Approaching the Gulf of Mexico
I slept well at the hotel. Meghan picked me up at 7:30am CST Thursday and took me over to the airport. It was cold, but I did the preflight in a heated hangar. We left KBUU back to KMVN. I had read the book on SkyView and had some training by both Todd and Meghan, but it is different flying a new system solo for the first time. Invigorating. This heater sort of worked. I took my winter coat off at MVN.

I left KMVN enroute to KAUO (381 NM). This leg would be a stretch for me. The weather was good and I was becoming more comfortable with the systems. I was directed around an active MOA by Fort Campbell Approach and was way ahead by easily seeing the restricted area and being able to use the autopilot to maneuver clear. A great system! As I turned the corner I had a pleasant surprise, an actual tailwind. I set 5350RPM at 5,500', and got a fuel burn of 5.9gph, 118TAS and 140KTS over the ground! I spent the night and slept very well. (The Italian Restaurant next to the Hilton Garden Inn is great.) BTW the staff at the airport is nearly all students and you couldn't meet a nicer group of people. This was a great stop.

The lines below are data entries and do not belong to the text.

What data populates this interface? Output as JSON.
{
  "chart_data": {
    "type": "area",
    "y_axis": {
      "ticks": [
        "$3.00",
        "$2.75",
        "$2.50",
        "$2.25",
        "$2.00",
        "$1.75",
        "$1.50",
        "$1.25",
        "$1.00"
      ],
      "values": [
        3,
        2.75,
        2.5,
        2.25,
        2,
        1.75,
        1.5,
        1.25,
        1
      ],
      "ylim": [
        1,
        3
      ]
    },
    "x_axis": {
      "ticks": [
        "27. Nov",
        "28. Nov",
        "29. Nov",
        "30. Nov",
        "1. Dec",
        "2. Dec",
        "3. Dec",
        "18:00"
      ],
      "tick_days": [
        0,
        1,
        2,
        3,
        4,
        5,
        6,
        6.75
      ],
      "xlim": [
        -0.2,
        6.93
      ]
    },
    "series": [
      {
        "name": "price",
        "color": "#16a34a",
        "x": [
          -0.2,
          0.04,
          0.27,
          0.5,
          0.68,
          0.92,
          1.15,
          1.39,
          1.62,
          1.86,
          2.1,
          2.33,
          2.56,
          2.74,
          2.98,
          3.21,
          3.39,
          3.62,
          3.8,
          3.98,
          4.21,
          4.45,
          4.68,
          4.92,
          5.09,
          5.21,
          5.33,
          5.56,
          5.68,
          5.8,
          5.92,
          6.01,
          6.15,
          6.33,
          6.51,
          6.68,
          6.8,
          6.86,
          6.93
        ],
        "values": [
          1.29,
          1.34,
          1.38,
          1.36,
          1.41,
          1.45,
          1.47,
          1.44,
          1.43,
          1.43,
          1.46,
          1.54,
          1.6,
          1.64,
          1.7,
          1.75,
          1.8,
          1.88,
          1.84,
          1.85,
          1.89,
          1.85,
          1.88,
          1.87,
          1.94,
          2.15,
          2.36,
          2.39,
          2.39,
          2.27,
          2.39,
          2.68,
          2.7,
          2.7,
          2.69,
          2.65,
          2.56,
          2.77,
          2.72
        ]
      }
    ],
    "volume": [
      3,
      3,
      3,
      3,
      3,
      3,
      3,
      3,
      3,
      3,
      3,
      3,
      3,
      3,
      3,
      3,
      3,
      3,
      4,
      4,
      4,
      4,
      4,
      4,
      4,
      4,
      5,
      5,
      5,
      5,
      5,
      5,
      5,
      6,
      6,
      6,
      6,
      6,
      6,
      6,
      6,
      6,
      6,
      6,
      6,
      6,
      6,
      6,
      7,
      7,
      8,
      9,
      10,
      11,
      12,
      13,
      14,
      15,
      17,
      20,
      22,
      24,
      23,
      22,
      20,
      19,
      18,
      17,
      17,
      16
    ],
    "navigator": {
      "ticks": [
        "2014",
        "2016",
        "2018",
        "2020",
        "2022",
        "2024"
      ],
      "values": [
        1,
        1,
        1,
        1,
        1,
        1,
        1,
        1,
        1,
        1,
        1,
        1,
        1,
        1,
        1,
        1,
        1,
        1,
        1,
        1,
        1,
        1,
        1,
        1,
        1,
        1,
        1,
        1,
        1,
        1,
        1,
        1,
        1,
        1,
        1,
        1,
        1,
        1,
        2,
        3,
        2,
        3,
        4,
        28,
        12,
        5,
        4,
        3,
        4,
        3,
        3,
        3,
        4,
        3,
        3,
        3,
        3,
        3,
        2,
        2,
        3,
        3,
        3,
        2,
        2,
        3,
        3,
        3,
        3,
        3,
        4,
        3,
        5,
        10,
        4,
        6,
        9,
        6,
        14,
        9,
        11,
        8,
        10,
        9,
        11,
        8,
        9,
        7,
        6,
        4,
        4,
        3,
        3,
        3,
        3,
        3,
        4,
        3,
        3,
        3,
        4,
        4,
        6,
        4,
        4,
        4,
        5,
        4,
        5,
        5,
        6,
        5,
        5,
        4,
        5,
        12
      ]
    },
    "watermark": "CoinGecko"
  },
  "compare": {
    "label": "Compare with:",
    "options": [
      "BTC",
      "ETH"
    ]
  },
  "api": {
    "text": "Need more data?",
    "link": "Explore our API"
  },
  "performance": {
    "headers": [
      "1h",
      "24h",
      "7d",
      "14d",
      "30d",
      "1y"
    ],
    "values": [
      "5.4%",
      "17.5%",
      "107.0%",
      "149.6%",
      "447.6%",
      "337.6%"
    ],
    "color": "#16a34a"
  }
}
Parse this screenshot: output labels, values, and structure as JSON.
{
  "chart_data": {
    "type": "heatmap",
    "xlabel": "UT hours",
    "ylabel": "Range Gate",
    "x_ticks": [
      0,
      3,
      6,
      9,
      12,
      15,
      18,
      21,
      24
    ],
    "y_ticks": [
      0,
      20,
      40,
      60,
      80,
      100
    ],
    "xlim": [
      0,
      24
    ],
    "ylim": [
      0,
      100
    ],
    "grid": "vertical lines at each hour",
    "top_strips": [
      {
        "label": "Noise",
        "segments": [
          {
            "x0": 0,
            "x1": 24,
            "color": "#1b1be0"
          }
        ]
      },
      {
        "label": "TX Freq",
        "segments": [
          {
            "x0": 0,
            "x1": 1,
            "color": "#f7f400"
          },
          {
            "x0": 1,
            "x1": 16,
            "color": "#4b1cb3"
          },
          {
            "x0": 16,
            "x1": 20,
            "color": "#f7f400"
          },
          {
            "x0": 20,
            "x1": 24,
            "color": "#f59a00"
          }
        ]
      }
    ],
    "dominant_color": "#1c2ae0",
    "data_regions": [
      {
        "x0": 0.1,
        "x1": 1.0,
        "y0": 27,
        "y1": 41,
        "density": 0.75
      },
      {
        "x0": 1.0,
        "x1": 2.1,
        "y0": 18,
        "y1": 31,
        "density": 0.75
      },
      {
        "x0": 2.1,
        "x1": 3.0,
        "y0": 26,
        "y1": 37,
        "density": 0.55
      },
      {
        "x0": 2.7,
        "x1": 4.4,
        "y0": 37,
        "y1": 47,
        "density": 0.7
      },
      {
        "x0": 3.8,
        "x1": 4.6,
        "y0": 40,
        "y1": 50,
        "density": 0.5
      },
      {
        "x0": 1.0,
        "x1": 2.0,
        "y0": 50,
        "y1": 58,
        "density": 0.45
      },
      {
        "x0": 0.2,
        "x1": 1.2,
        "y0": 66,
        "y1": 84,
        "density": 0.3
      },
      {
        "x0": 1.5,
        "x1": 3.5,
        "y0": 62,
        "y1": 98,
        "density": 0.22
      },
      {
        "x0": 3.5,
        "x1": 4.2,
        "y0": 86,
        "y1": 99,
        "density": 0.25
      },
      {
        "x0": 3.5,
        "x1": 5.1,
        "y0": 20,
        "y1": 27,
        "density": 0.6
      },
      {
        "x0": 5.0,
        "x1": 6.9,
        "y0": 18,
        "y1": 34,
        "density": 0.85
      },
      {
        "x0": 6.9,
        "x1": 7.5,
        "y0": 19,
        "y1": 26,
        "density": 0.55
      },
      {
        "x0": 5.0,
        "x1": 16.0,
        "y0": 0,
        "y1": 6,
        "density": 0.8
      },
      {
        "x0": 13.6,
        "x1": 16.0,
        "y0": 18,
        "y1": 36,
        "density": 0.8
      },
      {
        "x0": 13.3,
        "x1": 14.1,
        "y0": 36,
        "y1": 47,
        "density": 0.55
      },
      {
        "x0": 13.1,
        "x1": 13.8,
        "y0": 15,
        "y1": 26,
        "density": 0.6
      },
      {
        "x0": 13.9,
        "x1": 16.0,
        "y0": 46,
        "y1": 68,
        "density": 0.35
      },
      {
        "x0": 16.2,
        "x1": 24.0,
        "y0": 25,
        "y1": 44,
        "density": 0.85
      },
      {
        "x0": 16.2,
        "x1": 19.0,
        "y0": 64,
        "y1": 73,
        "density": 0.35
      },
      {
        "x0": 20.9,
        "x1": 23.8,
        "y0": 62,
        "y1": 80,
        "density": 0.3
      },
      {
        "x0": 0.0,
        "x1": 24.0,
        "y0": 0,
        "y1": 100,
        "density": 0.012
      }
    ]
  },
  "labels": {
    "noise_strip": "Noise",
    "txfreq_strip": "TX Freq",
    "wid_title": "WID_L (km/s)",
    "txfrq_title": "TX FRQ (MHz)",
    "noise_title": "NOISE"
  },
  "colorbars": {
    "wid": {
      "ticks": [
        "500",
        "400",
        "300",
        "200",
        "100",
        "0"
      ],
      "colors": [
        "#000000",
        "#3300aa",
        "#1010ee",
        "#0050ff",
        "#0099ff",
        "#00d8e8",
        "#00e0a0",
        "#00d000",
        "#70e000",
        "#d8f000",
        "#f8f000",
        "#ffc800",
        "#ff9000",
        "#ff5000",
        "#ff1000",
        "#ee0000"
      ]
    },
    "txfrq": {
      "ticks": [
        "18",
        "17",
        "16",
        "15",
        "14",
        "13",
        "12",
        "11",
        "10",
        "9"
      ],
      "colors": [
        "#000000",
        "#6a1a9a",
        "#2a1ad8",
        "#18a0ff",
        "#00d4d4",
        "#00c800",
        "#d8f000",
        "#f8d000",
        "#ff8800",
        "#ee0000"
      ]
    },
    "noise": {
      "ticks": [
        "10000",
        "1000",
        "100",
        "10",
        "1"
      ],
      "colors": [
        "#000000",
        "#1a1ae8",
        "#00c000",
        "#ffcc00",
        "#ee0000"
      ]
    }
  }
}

I left KAUO for KVDF (319 NM) by 9:00am CST Friday. By this time the airplane and I are good friends. I settled in and enjoyed the flight. It was good to be back in the warm sunny climate of Florida.


2 comments:

  1. I've been flying the dual Skyview system for over a year and a half, Dave, and I'm still learning something new about it every day. There are a lot of great features there waiting for you to discover them.